King Creosote est écossais, et ça s'entend dès les premières notes, les premières intonations. Nous sommes en terrain connu ; Anderson le réclame d'ailleurs haut et fort : From Scotland with Love est un album nostalgique sur le temps de nos aïeuls. Mais un album qui, précise-t-il, tâche de réactualiser leur vie de l'époque en regard de la nôtre. Pour ce qui est du premier objectif du disque, on peut dire sans risque "Mission accomplie". Chacune des chansons d'Anderson est empreinte de nostalgie, chacune mériterait son clip sépia en sus. Le chanteur joue fortement avec la corde sensible, l'auditeur est régulièrement invité à verser un larmichette - sans trop savoir pourquoi, mais là n'est pas la question. On serait mal avisés d'aller, les yeux rougis froncés en une mimique désapprobatrice, reprocher à Kenny Anderson d'aller si facilement jouer avec nos émotions. Après tout, il s'agit là de nos grands-parents, arrière grand-parents, de la réminiscence de ceux dont les voix se sont tues, ceux qui nous ont laissé comme seule trace de leur présence sur cette Terre quelques rares souvenirs, une ancienne babiole par-ci par-là, une anecdote émue rapportée par les proches, une vieille photo déchirée... Porter la mémoire des défunts, de ceux qui furent proches de nous, physiquement ou par le sang, voilà une sacré mission, dure mais belle, qui ne saurait faire l'économie de quelques larmes sincères.

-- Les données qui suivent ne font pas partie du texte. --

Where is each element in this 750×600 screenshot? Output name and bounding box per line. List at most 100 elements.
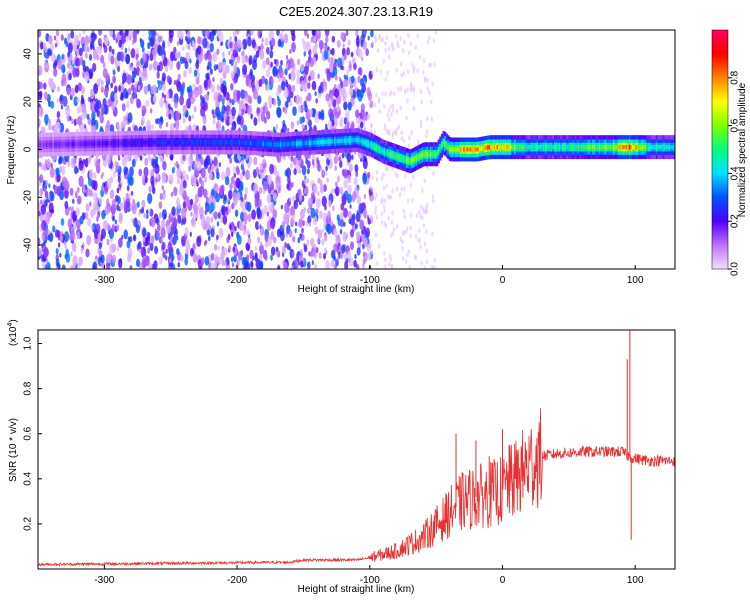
spectrogram-cell	[343, 207, 348, 218]
spectrogram-cell	[311, 260, 314, 265]
spectrogram-cell	[118, 258, 123, 269]
spectrogram-ridge-cell	[530, 145, 533, 150]
spectrogram-cell	[355, 30, 359, 37]
spectrogram-ridge-cell	[402, 156, 405, 162]
spectrogram-cell	[317, 33, 321, 39]
spectrogram-cell	[100, 254, 105, 264]
spectrogram-ridge-cell	[270, 142, 273, 147]
spectrogram-cell	[307, 178, 310, 183]
spectrogram-cell	[91, 32, 96, 43]
spectrogram-cell	[182, 154, 186, 161]
spectrogram-cell	[228, 110, 232, 118]
spectrogram-ridge-cell	[286, 142, 289, 147]
spectrogram-ridge-cell	[391, 152, 394, 158]
spectrogram-cell	[57, 242, 61, 248]
spectrogram-cell	[276, 95, 280, 102]
spectrogram-cell	[100, 188, 104, 198]
spectrogram-cell	[182, 45, 185, 52]
spectrogram-cell	[343, 221, 346, 227]
x-tick-label: -100	[360, 275, 380, 286]
spectrogram-ridge-cell	[383, 149, 386, 155]
spectrogram-cell	[97, 232, 102, 240]
spectrogram-cell	[231, 202, 235, 210]
spectrogram-cell	[170, 122, 175, 133]
spectrogram-cell	[192, 43, 197, 52]
spectrogram-cell	[334, 88, 339, 98]
spectrogram-cell	[363, 75, 367, 83]
spectrogram-cell	[235, 30, 240, 35]
spectrogram-cell	[247, 237, 252, 245]
spectrogram-cell	[270, 37, 276, 47]
spectrogram-cell	[205, 239, 208, 245]
spectrogram-cell	[428, 35, 431, 41]
spectrogram-cell	[312, 45, 318, 55]
spectrogram-cell	[327, 56, 331, 63]
spectrogram-cell	[99, 112, 103, 120]
spectrogram-cell	[91, 111, 96, 121]
spectrogram-ridge-cell	[163, 140, 166, 145]
spectrogram-cell	[131, 158, 136, 168]
spectrogram-cell	[234, 61, 237, 66]
spectrogram-cell	[325, 260, 330, 269]
spectrogram-cell	[158, 201, 163, 210]
spectrogram-cell	[314, 226, 319, 235]
spectrogram-cell	[222, 70, 227, 80]
spectrogram-cell	[251, 39, 256, 49]
spectrogram-cell	[333, 228, 338, 238]
spectrogram-cell	[232, 89, 238, 99]
spectrogram-cell	[251, 209, 256, 220]
spectrogram-ridge-cell	[514, 145, 517, 150]
spectrogram-cell	[44, 199, 48, 207]
spectrogram-ridge-cell	[585, 145, 588, 150]
spectrogram-cell	[383, 104, 386, 109]
spectrogram-cell	[390, 263, 393, 269]
spectrogram-cell	[61, 264, 66, 269]
spectrogram-cell	[317, 237, 320, 244]
spectrogram-cell	[195, 178, 199, 185]
y-tick-label: -40	[23, 237, 34, 252]
spectrogram-ridge-cell	[194, 140, 197, 145]
spectrogram-cell	[378, 109, 381, 114]
spectrogram-cell	[60, 104, 64, 110]
spectrogram-ridge-cell	[619, 145, 622, 150]
spectrogram-cell	[196, 68, 200, 74]
spectrogram-cell	[240, 184, 244, 192]
spectrogram-ridge-cell	[358, 138, 361, 143]
spectrogram-x-ticks: -300 -200 -100 0 100	[94, 265, 644, 286]
spectrogram-cell	[217, 212, 221, 219]
spectrogram-cell	[161, 174, 167, 184]
spectrogram-cell	[257, 95, 262, 105]
spectrogram-cell	[311, 152, 316, 162]
spectrogram-cell	[93, 172, 97, 180]
spectrogram-cell	[333, 155, 338, 165]
spectrogram-cell	[293, 199, 298, 210]
spectrogram-cell	[197, 36, 201, 45]
spectrogram-ridge-cell	[542, 145, 545, 150]
spectrogram-cell	[287, 127, 290, 133]
spectrogram-cell	[398, 192, 402, 198]
spectrogram-ridge-cell	[353, 138, 356, 143]
spectrogram-cell	[384, 126, 387, 131]
spectrogram-cell	[349, 257, 354, 267]
snr-frame	[37, 329, 676, 570]
spectrogram-cell	[216, 171, 220, 180]
spectrogram-cell	[162, 251, 166, 259]
spectrogram-cell	[127, 112, 133, 124]
chart-title: C2E5.2024.307.23.13.R19	[279, 4, 433, 19]
spectrogram-ridge-cell	[340, 138, 343, 143]
spectrogram-cell	[330, 94, 334, 103]
spectrogram-ridge-cell	[168, 140, 171, 145]
spectrogram-cell	[387, 215, 390, 221]
spectrogram-cell	[269, 50, 274, 59]
spectrogram-cell	[229, 182, 233, 191]
spectrogram-cell	[238, 220, 244, 232]
spectrogram-cell	[196, 236, 202, 247]
spectrogram-ridge-cell	[210, 140, 213, 145]
spectrogram-cell	[72, 257, 77, 267]
spectrogram-cell	[284, 202, 290, 214]
spectrogram-cell	[119, 30, 124, 36]
spectrogram-cell	[216, 122, 219, 129]
spectrogram-ridge-cell	[612, 145, 616, 150]
spectrogram-cell	[160, 116, 163, 123]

Alors ne crachons pas, voulez-vous, sur ces violons larmoyants, sur ce piano chancelant ou ces refrains chorales, sur ces promesses d'éternité, sur ce qui ne sera bientôt plus qu'un heureux souvenir à encadrer quelque part, et qui traversera - avec un peu de chance - les générations. Ne crachons pas sur un disque simple qui nous rappelle à quel point le parler écossais est magnifique dès lors qu'il est chanté...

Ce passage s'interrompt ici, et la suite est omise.